Nevertheless, Start ran out emphatic 5-1 winners and a rematch was organised for just three days later.
The stands at Zenit stadium were full on August 9 with German police and soldiers among the crowds. The match itself was hard-fought and marked by dubious refereeing by an SS officer.
Despite that, Start went into half-time 3-1 up. The players are then said to have received a visit from two German officials asking them them to throw the match. The team won the game 5-3.
History and legend diverge from reality after the final whistle.
In the 1960s, Soviet propaganda seized on the Start story and made two films based on it, suggesting that the 11 players were arrested after the match and immediately executed while still wearing their football jerseys.
In reality, that didn’t happen.
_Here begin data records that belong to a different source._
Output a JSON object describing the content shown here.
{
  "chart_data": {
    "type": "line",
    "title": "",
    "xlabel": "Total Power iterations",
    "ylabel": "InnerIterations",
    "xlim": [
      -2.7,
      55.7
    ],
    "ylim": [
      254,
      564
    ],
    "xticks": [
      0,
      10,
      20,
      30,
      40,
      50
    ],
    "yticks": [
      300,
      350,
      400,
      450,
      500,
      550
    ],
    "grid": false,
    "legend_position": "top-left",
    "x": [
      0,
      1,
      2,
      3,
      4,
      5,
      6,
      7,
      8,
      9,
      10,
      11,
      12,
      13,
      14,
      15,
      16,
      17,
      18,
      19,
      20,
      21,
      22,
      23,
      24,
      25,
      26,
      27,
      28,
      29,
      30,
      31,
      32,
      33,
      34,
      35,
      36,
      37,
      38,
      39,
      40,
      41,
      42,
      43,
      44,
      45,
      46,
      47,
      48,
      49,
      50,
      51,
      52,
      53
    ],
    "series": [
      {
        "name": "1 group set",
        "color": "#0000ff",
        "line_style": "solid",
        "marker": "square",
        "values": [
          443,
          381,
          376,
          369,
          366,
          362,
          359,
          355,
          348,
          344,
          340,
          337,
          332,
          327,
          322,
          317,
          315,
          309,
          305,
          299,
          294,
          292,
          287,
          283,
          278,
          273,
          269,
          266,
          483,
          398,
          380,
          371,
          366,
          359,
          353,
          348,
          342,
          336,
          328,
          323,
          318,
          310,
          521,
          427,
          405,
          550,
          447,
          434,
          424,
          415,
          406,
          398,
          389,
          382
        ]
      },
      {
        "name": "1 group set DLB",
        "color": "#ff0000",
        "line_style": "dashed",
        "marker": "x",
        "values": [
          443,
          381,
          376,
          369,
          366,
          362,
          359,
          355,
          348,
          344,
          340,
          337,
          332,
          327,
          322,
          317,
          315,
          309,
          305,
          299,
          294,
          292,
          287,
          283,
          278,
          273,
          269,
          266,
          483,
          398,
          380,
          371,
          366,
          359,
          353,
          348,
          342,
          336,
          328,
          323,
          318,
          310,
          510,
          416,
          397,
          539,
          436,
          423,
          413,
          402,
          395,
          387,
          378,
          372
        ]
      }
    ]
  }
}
Start even played another match after “The Death Match” — and won again.
But several players on the team were later arrested on suspicion of being members of the Soviet secret political police, the NKVD. One of them, Nikolai Korotkikh, was tortured and died.
Other players were sent to the Syrets labour camp in the Kiev suburbs.
Smiling
Ivan Kuzmenko, Alexei Klimenko and Nikolai Trusevich were executed but a German court ruled in 2005 that it was impossible to prove that their deaths were linked to “The Death Match”.
The same inquiry was not able either to establish beyond doubt whether German officials visited the Start dressing room at half-time and a photo even exists of the two teams at the end of the match, smiling.
Following the fall of the Soviet Union, one member of Start who survived the war, Makar Goncharenko, spoke out about how his former team-mates met their deaths.
“They didn’t all die because they were good footballers or Dynamo players. They died like a lot of other Soviets because two totalitarian regimes went to war.
In Kiev, two monuments pay tribute to the FC Start players.
One is in front of the Dynamo stadium. The other, showing a player with a ball at his feet and striking down a Nazi eagle with Swastika eyes, is inside the walls of Start stadium.